3. UTM Sharing (Redis)

Responsibilities

  • Inform all pods that an airspace has been updated

  • Currently implemented with Redis

    • lightweight
    • offers a variety of options (streams, pub/sub, list)
    • no configuration required

Challenges

  • Stream vs. pub/sub

  • Redis failure scenarios

    • Updates skipped
    • Clients need to be notified - close connection
    • Maybe okay? Client can reconnect with offset on connection
  • Verifying completeness of received updates

    • Periodically query Atlas airspace for recent changes and compare count with updates received
    • Close client connections if problem is identified

4. UTM API Subscription API

Responsibilities

  • gRPC API for internal customers (but also appropriate for public use)

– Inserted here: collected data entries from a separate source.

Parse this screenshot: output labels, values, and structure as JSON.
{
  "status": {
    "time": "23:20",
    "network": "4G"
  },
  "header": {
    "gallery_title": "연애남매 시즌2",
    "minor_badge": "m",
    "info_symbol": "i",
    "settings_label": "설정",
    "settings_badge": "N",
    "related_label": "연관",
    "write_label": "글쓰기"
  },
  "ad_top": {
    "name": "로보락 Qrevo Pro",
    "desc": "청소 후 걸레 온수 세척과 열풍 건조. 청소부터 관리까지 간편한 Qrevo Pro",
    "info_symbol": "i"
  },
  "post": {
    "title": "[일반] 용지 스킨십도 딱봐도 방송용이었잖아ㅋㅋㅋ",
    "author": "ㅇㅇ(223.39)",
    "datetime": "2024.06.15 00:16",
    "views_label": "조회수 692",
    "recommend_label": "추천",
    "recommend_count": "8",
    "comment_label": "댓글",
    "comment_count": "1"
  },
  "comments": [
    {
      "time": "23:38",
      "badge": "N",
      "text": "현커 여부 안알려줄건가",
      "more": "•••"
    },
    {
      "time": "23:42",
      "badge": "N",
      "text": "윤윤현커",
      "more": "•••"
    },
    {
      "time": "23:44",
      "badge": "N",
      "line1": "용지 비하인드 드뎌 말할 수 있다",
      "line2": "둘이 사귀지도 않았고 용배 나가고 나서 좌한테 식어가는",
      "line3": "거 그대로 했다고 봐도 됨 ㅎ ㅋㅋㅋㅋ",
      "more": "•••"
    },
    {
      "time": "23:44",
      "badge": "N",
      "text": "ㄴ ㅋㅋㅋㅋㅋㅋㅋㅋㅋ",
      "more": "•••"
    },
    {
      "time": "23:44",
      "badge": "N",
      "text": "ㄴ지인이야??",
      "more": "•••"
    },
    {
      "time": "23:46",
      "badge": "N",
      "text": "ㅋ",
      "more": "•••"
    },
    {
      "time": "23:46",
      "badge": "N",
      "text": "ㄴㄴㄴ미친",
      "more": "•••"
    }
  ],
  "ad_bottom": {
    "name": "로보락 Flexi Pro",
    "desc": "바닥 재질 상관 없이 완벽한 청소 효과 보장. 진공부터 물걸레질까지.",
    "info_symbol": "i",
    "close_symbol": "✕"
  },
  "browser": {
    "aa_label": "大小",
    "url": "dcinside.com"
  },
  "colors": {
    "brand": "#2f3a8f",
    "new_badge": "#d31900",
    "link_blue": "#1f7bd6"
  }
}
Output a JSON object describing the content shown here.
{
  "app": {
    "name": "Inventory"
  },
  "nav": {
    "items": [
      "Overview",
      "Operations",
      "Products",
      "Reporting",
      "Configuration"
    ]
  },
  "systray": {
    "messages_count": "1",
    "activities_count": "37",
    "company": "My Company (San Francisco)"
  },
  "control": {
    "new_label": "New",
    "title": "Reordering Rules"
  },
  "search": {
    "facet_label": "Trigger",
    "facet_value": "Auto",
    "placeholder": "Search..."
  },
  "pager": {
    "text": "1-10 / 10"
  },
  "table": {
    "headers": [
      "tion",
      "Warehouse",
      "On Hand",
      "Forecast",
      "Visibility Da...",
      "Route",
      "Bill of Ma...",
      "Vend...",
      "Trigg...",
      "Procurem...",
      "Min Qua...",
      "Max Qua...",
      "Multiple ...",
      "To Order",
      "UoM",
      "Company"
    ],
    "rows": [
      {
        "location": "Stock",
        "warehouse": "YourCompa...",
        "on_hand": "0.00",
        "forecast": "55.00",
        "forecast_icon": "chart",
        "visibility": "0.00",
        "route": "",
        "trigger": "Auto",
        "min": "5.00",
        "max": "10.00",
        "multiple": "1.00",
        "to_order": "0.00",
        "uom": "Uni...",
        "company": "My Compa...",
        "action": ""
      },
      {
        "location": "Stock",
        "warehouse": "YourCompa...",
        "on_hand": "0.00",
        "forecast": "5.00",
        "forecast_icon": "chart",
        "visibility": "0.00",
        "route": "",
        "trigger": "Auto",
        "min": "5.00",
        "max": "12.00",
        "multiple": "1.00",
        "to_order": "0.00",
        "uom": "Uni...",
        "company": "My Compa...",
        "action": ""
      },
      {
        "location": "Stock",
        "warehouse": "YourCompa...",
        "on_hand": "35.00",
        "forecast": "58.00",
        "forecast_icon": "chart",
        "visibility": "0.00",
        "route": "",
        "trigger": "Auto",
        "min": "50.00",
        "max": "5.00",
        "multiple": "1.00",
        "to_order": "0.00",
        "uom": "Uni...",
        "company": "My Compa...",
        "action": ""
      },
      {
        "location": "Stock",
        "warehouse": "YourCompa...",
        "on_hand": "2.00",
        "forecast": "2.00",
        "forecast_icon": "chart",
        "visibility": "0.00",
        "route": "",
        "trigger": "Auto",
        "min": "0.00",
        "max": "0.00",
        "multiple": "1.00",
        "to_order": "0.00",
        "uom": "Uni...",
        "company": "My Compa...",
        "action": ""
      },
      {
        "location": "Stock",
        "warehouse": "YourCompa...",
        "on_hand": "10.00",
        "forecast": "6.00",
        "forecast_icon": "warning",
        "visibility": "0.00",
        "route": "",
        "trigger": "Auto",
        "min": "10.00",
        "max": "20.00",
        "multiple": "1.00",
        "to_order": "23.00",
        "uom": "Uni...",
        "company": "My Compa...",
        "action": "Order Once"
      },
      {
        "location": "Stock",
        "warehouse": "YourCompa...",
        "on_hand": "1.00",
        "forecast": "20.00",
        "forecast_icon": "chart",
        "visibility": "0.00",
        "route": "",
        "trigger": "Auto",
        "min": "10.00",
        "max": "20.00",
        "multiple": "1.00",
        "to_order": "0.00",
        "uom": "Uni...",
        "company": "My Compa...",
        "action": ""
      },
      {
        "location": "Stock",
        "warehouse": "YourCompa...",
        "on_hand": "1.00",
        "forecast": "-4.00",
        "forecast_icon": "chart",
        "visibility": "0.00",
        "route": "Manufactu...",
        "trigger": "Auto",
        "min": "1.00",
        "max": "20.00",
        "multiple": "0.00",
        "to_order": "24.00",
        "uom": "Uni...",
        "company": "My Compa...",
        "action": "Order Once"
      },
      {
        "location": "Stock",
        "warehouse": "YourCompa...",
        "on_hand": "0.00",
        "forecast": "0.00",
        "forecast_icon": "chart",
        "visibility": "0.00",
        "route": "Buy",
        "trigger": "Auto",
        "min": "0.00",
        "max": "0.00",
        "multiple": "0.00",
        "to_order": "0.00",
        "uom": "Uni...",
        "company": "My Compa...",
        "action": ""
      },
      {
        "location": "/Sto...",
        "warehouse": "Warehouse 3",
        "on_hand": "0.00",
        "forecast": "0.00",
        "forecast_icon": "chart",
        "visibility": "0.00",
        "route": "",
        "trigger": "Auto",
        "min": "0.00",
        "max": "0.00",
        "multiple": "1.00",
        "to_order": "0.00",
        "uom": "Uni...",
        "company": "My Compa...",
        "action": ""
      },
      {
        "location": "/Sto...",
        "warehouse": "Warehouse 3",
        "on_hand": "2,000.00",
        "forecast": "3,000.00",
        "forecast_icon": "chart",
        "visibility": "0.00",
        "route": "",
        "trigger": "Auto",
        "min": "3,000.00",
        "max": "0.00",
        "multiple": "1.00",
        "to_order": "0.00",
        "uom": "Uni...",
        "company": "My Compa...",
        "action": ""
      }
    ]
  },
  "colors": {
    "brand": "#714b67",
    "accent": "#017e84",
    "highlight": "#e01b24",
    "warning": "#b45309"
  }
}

  • Offers offset parameter to request updated airspaces immediately

    • important to back-fill lost connections
  • Continuous update stream

Questions/Challenges

  • Handling broken streams

    • Inform client by closing stream
    • Client can reconnect with offset to fill in missing data
  • Need for client ‘proof of life’

    • Include update count in heartbeat message?

Questions for Review

  1. Are all challenges sufficiently addressed?
  2. Do we need a failover for Redis?
  3. Is there a need for more stringent proof-of-life mechanisms?
  4. Improved observability, particularly in the data pipelines
Last updated on